[quote name='Knoell']Do you realize that they are showing what people will be affected by the tax rates?
Most of the people making less than that are not going to be affected besides social security increase.
So no the chart isn't retarded, it is showing who is going to be affected under specific scenarios. It doesn't matter if there is just one single mother making that much, they were giving a variety of scenarios. It wouldn't make sense to have a graphic that says "single mom, making 30,000 a year, nothing changed." The article even says most people aren't affected by the increase
I know your flunkies are all backing you on this and the rest of the interwebz are giggling like little schoolgirls over it, but just think about it before you make an ass of yourself to the rest of us.[/QUOTE]
The problem is they're giving a variety of scenarios *within the 1%*. The single mother's $3,300 increase is almost all FICA increase - which is why her tax is going up and not, by comparison in the same graphic, the retired couple. That same 2% tax shift from last year to this year also effects a single mother making $30,000.
- The typical single mother is *FAR* more likely to be making $30,000 a year than $230,000. Or less.
- The burden of a 2% greater payment for someone making $30,000 is disproportionately more than for the single mother earning a nearly 800% greater salary. A difference of $3,300 for a mother earning $230,000 per year won't be the difference in, say, Christmas gifts, having the heat in your house set to a reasonable temperature, whether or not you can afford to take the family out to a "fine dinner" at Red Lobster once a month, etc. For the parent earning a quarter of a million dollars, it's a matter of "can we afford to take *as many vacations* this year as we normally do?", can we afford to keep our current nanny for as many hours, should we stop donating to charity, etc.

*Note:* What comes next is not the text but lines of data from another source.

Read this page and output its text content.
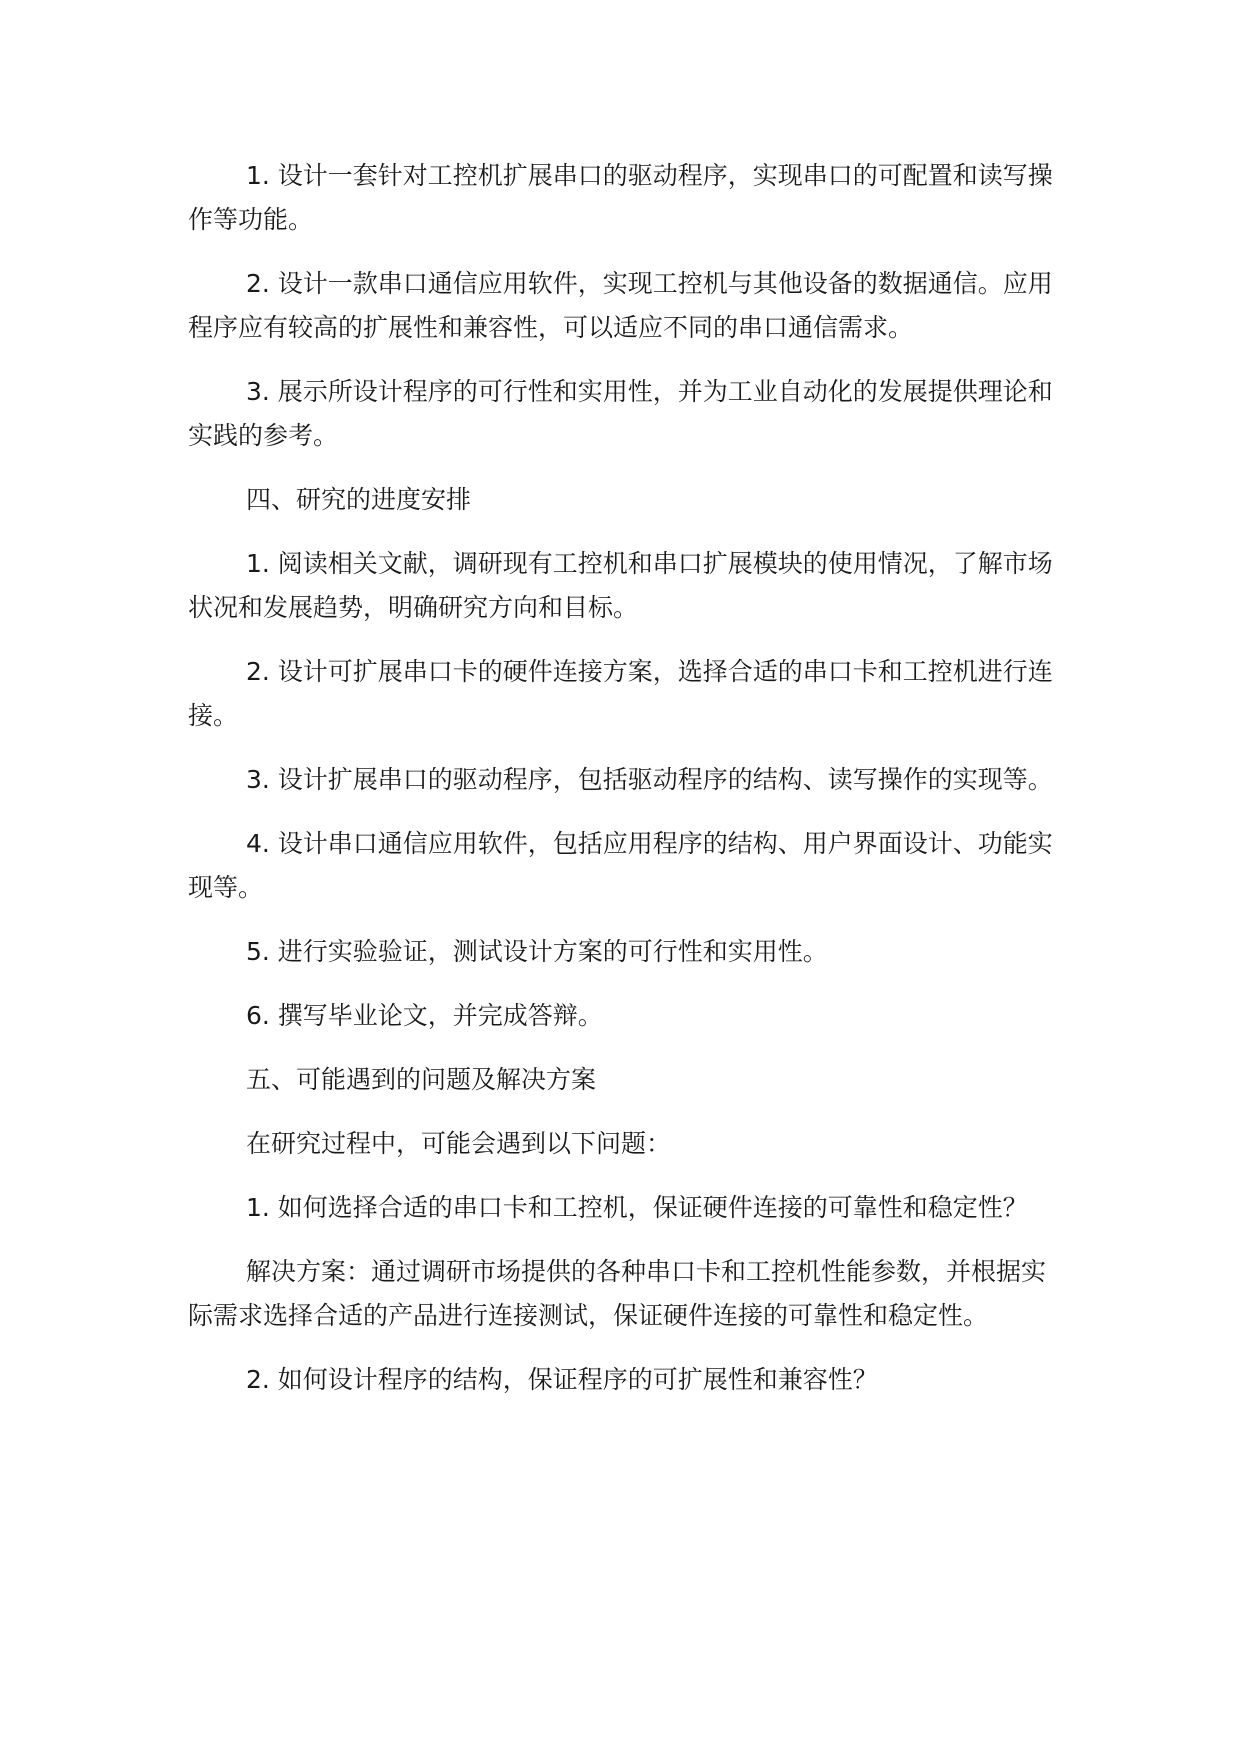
1. 设计一套针对工控机扩展串口的驱动程序，实现串口的可配置和读写操作等功能。

2. 设计一款串口通信应用软件，实现工控机与其他设备的数据通信。应用程序应有较高的扩展性和兼容性，可以适应不同的串口通信需求。

3. 展示所设计程序的可行性和实用性，并为工业自动化的发展提供理论和实践的参考。

四、研究的进度安排

1. 阅读相关文献，调研现有工控机和串口扩展模块的使用情况，了解市场状况和发展趋势，明确研究方向和目标。

2. 设计可扩展串口卡的硬件连接方案，选择合适的串口卡和工控机进行连接。

3. 设计扩展串口的驱动程序，包括驱动程序的结构、读写操作的实现等。

4. 设计串口通信应用软件，包括应用程序的结构、用户界面设计、功能实现等。

5. 进行实验验证，测试设计方案的可行性和实用性。

6. 撰写毕业论文，并完成答辩。

五、可能遇到的问题及解决方案

在研究过程中，可能会遇到以下问题：

1. 如何选择合适的串口卡和工控机，保证硬件连接的可靠性和稳定性？

解决方案：通过调研市场提供的各种串口卡和工控机性能参数，并根据实际需求选择合适的产品进行连接测试，保证硬件连接的可靠性和稳定性。

2. 如何设计程序的结构，保证程序的可扩展性和兼容性？
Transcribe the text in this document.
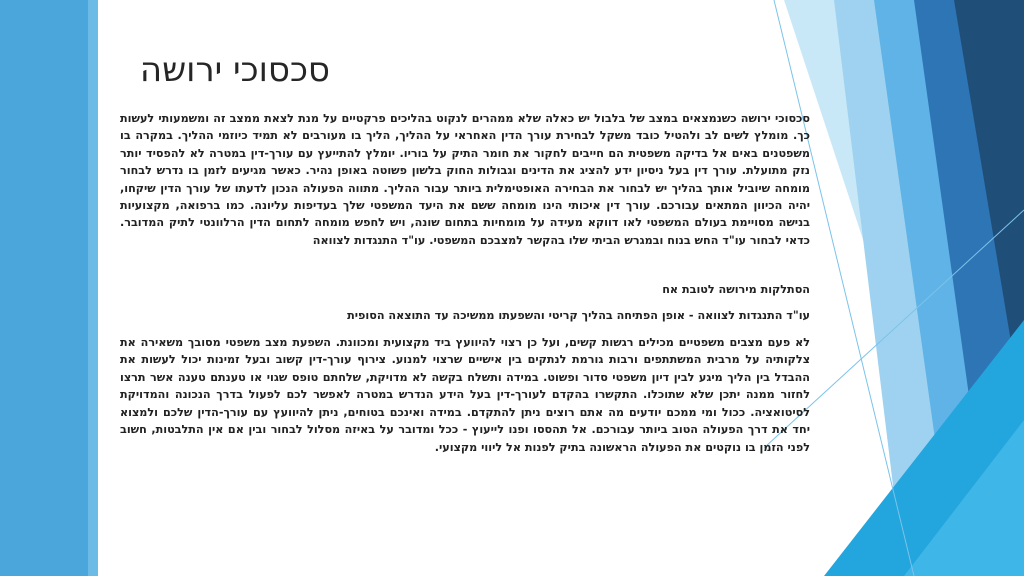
סכסוכי ירושה

סכסוכי ירושה כשנמצאים במצב של בלבול יש כאלה שלא ממהרים לנקוט בהליכים פרקטיים על מנת לצאת ממצב זה ומשמעותי לעשות כך. מומלץ לשים לב ולהטיל כובד משקל לבחירת עורך הדין האחראי על ההליך, הליך בו מעורבים לא תמיד כיוזמי ההליך. במקרה בו משפטנים באים אל בדיקה משפטית הם חייבים לחקור את חומר התיק על בוריו. יומלץ להתייעץ עם עורך-דין במטרה לא להפסיד יותר נזק מתועלת. עורך דין בעל ניסיון ידע להציג את הדינים וגבולות החוק בלשון פשוטה באופן נהיר. כאשר מגיעים לזמן בו נדרש לבחור מומחה שיוביל אותך בהליך יש לבחור את הבחירה האופטימלית ביותר עבור ההליך. מתווה הפעולה הנכון לדעתו של עורך הדין שיקחו, יהיה הכיוון המתאים עבורכם. עורך דין איכותי הינו מומחה ששם את היעד המשפטי שלך בעדיפות עליונה. כמו ברפואה, מקצועיות בנישה מסויימת בעולם המשפטי לאו דווקא מעידה על מומחיות בתחום שונה, ויש לחפש מומחה לתחום הדין הרלוונטי לתיק המדובר. כדאי לבחור עו"ד החש בנוח ובמגרש הביתי שלו בהקשר למצבכם המשפטי. עו"ד התנגדות לצוואה

הסתלקות מירושה לטובת אח

עו"ד התנגדות לצוואה - אופן הפתיחה בהליך קריטי והשפעתו ממשיכה עד התוצאה הסופית

לא פעם מצבים משפטיים מכילים רגשות קשים, ועל כן רצוי להיוועץ ביד מקצועית ומכוונת. השפעת מצב משפטי מסובך משאירה את צלקותיה על מרבית המשתתפים ורבות גורמת לנתקים בין אישיים שרצוי למנוע. צירוף עורך-דין קשוב ובעל זמינות יכול לעשות את ההבדל בין הליך מיגע לבין דיון משפטי סדור ופשוט. במידה ותשלח בקשה לא מדויקת, שלחתם טופס שגוי או טענתם טענה אשר תרצו לחזור ממנה יתכן שלא שתוכלו. התקשרו בהקדם לעורך-דין בעל הידע הנדרש במטרה לאפשר לכם לפעול בדרך הנכונה והמדויקת לסיטואציה. ככול ומי ממכם יודעים מה אתם רוצים ניתן להתקדם. במידה ואינכם בטוחים, ניתן להיוועץ עם עורך-הדין שלכם ולמצוא יחד את דרך הפעולה הטוב ביותר עבורכם. אל תהססו ופנו לייעוץ - ככל ומדובר על באיזה מסלול לבחור ובין אם אין התלבטות, חשוב לפני הזמן בו נוקטים את הפעולה הראשונה בתיק לפנות אל ליווי מקצועי.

The WSJ's implication here is that there's a whole group of people - the bulk of Americans - who simply aren't affected by tax increases; moreover, those who are effected by the tax increases are deserving of some sympathy, and that this is a group whose lives are akin to those documented by Robert Frank in his photo project "The Americans."
I think it's this thread where Javery bemoans the looming tax increases and the impact on his family and his living standard. For him, the tax increase means he's going to rethink his charitable donations, yet he can still clearly afford a substantial addition to his house. For him, the tax increase doesn't pose any undue hardships on his existence, just a shift in inconvenience. Yet to listen to him talk of taxes and variation in the cost of living (a point I do agree with), he's facing the same stark conditions as the poor do if their taxes go up.
Which speaks to the ultimate point and criticism of this WSJ article and graphic - the wealthy have *NO

ING CLUE* what it's like to be working class or poor, despite their appeals to think that they are.